Exemple majeur de brutalisme londonien – au même titre que le Barbican Centre (construit entre 1965 et 1982), le National Theatre (1963–1976) et l’Alexandra & Ainsworth Estate (1972–1978) –, l’Assembly Hall de l’Acland Burghley School est un bâtiment hexagonal faisant partie de la dernière école brutaliste encore debout dans la capitale britannique.
Ouverture en 2028
Construit en 1968 par Howell, Killick, Partridge & Amis (HKPA), l’édifice accueillera donc un centre d’interprétation, ainsi que des expositions et événements consacrés à ce mouvement architectural singulier de l’après-guerre.

Université Acland Burghley à Londres
© Wikimedia Commons / © Jim Osley
Développé par l’association londonienne Urban Learners (organisation éducative et de design à but non lucratif, fondée en 2018 et qui œuvre pour la démocratisation de la culture), le musée verra sa construction débuter en 2026 sous la houlette de l’agence londonienne Reed Watts Architects. Le bâtiment étant classé depuis 2016, le chantier inclura la contrainte délicate de la préservation de l’architecture existante. Initié en 2021 suite à un appel à projets lancé par le Camden Council, ce projet d’un coût total de 2,9 millions d’euros sera financé en majeure partie par le National Lottery Heritage Fund (à hauteur de 1,27 million), mais aussi par la mairie de Camden et plusieurs fondations.

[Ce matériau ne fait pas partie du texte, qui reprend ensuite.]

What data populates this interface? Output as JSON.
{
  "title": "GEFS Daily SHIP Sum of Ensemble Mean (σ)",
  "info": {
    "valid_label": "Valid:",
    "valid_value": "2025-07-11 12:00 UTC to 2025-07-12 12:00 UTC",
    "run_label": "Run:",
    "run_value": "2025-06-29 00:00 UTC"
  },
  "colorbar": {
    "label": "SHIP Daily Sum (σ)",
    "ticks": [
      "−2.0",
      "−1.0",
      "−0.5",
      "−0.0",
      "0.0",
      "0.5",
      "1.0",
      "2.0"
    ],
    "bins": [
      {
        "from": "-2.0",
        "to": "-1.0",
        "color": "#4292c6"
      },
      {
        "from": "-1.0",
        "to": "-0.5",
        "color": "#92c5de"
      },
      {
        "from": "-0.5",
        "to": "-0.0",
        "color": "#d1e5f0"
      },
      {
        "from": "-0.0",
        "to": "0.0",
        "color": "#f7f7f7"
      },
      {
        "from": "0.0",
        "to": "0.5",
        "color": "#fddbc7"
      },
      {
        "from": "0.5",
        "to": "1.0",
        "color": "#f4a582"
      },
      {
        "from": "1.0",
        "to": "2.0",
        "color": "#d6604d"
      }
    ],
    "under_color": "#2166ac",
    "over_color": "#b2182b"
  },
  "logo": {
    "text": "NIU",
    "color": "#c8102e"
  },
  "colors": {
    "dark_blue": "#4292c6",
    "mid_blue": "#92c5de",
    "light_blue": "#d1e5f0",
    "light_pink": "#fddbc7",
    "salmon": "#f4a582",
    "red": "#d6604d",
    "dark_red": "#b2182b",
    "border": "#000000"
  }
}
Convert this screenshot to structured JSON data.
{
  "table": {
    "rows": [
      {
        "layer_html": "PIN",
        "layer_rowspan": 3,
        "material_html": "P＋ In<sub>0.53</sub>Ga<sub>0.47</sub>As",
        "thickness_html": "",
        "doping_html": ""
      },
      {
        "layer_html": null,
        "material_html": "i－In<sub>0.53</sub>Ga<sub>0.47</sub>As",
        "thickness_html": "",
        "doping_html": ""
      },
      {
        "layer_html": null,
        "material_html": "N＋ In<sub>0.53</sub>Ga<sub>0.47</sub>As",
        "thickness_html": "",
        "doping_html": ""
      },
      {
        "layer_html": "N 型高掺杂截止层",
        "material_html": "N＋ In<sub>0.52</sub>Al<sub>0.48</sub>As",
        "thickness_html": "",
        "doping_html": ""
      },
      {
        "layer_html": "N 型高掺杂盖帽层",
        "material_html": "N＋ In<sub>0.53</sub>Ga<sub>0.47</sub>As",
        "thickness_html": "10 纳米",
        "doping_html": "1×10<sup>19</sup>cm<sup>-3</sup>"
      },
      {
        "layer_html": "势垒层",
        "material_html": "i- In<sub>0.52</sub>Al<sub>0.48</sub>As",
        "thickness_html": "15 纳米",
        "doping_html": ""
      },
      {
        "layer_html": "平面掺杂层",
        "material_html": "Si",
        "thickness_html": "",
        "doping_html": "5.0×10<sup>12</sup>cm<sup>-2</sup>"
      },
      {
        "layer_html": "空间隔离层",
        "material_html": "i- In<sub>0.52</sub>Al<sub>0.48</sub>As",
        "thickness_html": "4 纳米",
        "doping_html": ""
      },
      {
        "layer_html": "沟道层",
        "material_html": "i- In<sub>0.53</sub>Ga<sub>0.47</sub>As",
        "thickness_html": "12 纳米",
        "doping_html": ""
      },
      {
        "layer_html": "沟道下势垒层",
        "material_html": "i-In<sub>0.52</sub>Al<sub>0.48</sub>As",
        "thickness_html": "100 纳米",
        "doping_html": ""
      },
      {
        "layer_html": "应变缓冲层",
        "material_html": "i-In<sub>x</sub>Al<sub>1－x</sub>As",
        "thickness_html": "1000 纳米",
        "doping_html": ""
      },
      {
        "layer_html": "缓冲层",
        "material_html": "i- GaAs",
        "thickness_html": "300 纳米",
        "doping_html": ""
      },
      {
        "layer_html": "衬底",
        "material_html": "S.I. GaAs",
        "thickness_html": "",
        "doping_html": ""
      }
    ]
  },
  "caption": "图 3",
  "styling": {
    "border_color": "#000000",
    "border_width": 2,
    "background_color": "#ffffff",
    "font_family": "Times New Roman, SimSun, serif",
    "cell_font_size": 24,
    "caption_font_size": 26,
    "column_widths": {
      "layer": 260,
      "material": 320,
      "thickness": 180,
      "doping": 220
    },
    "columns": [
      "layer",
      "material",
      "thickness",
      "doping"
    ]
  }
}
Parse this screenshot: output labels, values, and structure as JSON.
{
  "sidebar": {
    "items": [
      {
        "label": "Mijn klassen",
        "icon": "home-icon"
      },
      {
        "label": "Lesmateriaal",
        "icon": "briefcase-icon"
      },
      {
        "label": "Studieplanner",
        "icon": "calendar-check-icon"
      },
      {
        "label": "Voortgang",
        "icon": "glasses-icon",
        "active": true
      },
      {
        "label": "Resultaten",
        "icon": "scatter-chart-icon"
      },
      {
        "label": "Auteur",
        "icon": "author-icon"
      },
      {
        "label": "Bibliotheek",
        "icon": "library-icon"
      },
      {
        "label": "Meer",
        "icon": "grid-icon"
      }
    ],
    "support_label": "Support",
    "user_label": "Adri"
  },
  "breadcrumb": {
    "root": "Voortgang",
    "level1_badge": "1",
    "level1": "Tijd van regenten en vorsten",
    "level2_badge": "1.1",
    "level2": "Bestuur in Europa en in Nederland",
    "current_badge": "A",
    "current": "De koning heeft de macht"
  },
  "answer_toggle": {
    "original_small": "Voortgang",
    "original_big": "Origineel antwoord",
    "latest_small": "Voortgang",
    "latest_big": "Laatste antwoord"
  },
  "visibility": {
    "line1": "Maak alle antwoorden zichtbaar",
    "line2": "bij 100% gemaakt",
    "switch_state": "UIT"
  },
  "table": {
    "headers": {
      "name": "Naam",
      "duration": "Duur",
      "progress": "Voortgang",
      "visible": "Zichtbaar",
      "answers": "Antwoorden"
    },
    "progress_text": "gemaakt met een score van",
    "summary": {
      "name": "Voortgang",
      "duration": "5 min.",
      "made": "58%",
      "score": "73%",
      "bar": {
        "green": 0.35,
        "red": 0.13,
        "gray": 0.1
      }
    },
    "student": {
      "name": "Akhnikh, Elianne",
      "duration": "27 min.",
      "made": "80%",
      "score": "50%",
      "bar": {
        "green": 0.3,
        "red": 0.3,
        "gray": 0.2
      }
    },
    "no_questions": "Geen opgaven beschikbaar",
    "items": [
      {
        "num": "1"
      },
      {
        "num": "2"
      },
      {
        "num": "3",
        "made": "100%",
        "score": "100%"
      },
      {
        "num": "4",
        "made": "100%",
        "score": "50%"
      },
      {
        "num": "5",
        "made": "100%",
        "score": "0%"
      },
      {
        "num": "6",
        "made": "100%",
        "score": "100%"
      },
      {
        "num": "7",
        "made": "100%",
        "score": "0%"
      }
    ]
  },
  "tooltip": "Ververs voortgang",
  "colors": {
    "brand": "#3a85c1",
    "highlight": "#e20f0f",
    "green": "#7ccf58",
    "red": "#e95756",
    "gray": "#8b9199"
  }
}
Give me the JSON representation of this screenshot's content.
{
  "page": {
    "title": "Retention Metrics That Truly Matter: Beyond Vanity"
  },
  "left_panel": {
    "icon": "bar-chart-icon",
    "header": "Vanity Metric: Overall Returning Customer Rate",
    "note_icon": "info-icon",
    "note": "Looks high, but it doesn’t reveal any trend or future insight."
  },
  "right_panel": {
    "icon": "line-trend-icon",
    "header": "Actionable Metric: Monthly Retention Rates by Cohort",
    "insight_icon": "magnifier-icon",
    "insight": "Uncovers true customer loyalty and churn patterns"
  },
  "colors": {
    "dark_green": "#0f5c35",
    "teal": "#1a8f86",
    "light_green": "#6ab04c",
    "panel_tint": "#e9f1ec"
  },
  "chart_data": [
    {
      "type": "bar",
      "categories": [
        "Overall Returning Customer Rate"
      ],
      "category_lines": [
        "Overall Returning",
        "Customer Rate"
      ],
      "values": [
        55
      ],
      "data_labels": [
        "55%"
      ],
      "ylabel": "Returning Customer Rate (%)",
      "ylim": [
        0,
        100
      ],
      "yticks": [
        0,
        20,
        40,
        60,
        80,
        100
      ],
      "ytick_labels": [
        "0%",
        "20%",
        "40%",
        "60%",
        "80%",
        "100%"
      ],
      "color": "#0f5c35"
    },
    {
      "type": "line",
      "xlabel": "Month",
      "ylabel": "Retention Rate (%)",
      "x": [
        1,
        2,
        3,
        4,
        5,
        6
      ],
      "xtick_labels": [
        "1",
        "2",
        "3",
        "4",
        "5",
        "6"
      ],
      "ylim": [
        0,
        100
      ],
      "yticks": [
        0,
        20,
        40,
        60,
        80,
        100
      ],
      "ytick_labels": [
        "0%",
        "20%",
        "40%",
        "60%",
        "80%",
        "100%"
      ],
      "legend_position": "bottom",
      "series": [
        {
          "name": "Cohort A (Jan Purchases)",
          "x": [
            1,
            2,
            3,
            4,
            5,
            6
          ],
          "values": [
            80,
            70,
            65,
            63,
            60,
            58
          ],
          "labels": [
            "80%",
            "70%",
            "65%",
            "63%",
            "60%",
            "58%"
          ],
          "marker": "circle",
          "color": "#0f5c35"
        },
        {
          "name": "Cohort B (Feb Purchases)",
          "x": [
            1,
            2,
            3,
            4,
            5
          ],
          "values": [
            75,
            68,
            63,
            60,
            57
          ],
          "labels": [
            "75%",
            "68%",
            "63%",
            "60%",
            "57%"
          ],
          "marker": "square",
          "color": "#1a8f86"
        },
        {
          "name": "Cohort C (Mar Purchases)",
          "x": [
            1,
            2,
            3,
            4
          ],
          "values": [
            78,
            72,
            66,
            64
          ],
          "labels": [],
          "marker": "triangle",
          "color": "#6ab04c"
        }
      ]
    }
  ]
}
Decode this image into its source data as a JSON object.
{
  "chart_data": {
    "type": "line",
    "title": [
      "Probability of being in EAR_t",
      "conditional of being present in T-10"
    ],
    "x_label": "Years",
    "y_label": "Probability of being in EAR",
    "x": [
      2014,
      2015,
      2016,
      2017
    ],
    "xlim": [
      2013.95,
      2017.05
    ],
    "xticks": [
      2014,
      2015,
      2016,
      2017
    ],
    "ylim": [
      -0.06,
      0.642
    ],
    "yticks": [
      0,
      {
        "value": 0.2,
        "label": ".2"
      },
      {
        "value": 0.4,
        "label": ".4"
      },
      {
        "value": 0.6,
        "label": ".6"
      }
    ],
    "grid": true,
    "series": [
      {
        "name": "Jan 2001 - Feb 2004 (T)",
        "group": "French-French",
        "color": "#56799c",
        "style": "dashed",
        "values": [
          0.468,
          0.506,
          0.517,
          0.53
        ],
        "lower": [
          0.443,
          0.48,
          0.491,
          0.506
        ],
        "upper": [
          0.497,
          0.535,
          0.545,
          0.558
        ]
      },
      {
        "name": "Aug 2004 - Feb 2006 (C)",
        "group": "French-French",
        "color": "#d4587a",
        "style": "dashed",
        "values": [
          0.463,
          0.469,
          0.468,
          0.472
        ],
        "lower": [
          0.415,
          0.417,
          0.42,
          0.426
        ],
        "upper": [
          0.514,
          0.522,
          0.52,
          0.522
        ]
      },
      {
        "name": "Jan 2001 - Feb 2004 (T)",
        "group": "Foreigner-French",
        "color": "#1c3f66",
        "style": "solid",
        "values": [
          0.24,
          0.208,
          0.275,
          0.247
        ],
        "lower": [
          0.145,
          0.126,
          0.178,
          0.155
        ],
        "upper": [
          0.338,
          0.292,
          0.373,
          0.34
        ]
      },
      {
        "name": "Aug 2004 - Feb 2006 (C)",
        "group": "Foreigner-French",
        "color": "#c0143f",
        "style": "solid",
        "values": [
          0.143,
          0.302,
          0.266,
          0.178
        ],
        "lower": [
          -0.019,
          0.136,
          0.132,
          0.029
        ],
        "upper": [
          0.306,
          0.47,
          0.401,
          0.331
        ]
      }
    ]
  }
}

Un intérêt grandissant pour ce mouvement architectural
Béton brut, dépouillement fonctionnel, formes massives aux angles tranchants et répétées comme des motifs géométriques… Incarné surtout par des logements sociaux et des bâtiments publics, ce style a connu une grande popularité des années 1950 aux années 1970, et dans l’Europe de l’Est communiste jusqu’à la fin des années 1980. Ses représentants (tels Marcel Breuer, Ernö Goldfinger, Denys Lasdun, Jacques Kalisz, Paul Rudolph, Alison et Peter Smithson, ou Bertrand Goldberg) se sont inspirés du mouvement moderniste, et en particulier des travaux pionniers de l’architecte d’origine suisse Le Corbusier.
La création de ce lieu témoigne d’une reconnaissance croissante de l’intérêt esthétique et patrimonial de l’architecture brutaliste, qui a subi un large rejet au cours de ces dernières décennies. Considérée par ses détracteurs comme laide, froide et austère, mais peu à peu réévaluée comme visionnaire et audacieuse, elle a bénéficié récemment d’un regain d’intérêt majeur suite à la sortie du film The Brutalist de Brady Corbet (2024), dans lequel l’acteur Adrien Brody incarne un architecte fictif lancé dans un projet pharaonique.